BooksForKidsBlog

Sunday, November 17, 2019

Challenges and Consequences: A Talent for Trouble by Natasha Tarrant

Three young people, all very different.
All searching for something, though none knew quite what.
All unaware, as yet, that they might find it in one another.

A school bus was supposed to meet them at Castlehaig, but when they got off the train, it wasn't there.
"Late," said Jesse bitterly. "It's not fair!"

Alice looked at him curiously, and he realized with a start that she didn't know about the First Day Challenge."

Since her mother's death, Alice Mistlethwaite had retreated into her own world of reading and writing fantasy tales. Now that she is eleven, her aunt and her father Barney have decided Alice needs to be forced out of her shell. They summarily decide to sell her much-loved house, Cherry Grange, where she can pick summer cherries from a tree at her window, and Alice is put on a train to a boarding school in Scotland. Aunt Patience has found a teaching job in London, and her father, a famously unsuccessful actor, is off, "on-tour," and Alice finds herself on a train headed for Stormy Loch Academy with a pleasant but peculiar passenger named Jesse. Jesse's chief skill, she learns, is  the ability to run really fast--an unfair advantage, as Alice discovers when Jesse jumps out of the school van and at top speed dashes toward the medieval-looking Stormy Loch School. It seem the last one to touch the school door suffers a Consequence.
It was only fair that she should have known. But sometimes it just feels impossible to do what is right. Jessie ran like a champion on his long, strong legs. Alice, in contrast... did not run like an athlete. She looked more like a small and furious terrier.

And then Jesse stumbled and fell. Alice sailed past him. She could see the door, the lion's head knocker gleaming....

And then Fergus Mackenzie, the red-haired genius and breaker of rules, stuck his foot right in her path.

Justice of a sort is meted out by the headmaster, Major Fortescue. Alice, the last to arrive, receives the Consequence of having to sound the early morning Reveille Gong for the semester, and for his perfidy Fergis is appointed Pig Keeper. Alice gains revenge for the unfairness of it all by banging the gong, not three times but continually until all sleeping students are awake and stumbling outside into the chilly dark for what they think is a fire drill, and Fergus finds a perverse satisfaction in enjoying the pigs. As the semester goes by, Alice also discovers that Stormy Loch "continues better than expected." and the three of them forge a connection born out of misdeed and mischief which leads to a truce and an unexpected friendship.

But visitation day arrives and Alice's father fails to show up as promised. What she does receive is a mysterious package with a heavy, tightly wrapped small object labeled DO NOT OPEN, and a letter from her father exhorting her to meet him with that object on the small island of Nish, off the coast of Scotland, a place where he purportedly remembers a castle and moat from his childhood.

And then, an opportunity presents itself. It is time for the Year Seven Great Orienteering Challenge, and Major Fortesque groups Alice, Jesse, and Fergus together, thinking they "might learn from each other," and indeed they do.

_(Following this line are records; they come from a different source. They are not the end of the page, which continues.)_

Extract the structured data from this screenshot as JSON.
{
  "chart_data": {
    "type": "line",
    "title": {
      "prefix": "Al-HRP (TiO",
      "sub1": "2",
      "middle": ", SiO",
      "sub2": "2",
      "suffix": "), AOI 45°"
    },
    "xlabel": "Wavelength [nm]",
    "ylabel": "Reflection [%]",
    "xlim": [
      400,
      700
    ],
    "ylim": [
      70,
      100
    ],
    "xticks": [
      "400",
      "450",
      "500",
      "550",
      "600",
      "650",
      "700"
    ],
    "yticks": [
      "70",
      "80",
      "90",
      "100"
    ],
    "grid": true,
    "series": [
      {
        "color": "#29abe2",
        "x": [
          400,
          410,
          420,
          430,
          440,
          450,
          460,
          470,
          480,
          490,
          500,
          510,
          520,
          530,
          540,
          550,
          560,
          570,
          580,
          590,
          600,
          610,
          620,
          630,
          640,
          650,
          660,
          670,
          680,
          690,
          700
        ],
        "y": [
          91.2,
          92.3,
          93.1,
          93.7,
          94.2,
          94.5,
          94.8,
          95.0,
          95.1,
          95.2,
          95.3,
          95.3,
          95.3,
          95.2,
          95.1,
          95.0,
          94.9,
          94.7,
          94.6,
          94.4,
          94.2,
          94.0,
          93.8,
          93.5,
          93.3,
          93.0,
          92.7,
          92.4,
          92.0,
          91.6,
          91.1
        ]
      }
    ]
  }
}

Alice persuades the boys to accept her plan to meet her father at Nish, sneaking away from the island of Lumb and faking their way onto the ferry, using their classroom French to pretend to be foreign students on holiday. But what seemed like a lark turns into a survival test, as a mighty storm strikes the tiny island. Their tent is blown away, and the three friends realize that they are being pursued by a gang of continental art thieves who rightly believe Alice's package contains a stolen museum piece. The promised castle turns out to be a towering rock formation surrounded at high tide by a moat of roiling sea water, and the three find themselves finally escaping the gang down the cliff by rope. It is indeed much more of a challenge than Major Fortescue had planned, and Alice, Jesse, and Fergus forge an unshakable bond of friendship in the process.

In the style of British boarding school stories, the three friends from Stormy Loch form a close relationship in the best tradition of Harry Potter, Hermione, and Ron, relying on each other's strengths in an adventure not quite like any other, in Natasha Tarrant's forthcoming A Talent for Trouble (Houghton Mifflin Harcourt Clarion, 2019). A real page-turner of a novel of three friends who pool their strengths and against all odds, come together in an amazing journey, this is a brilliant coming-of-age story that commingles unusual settings and developing emotional maturity in a great choice for those middle readers eager for unusual adventures without a single fantastical beast, mythic warrior, or evil sorcerer.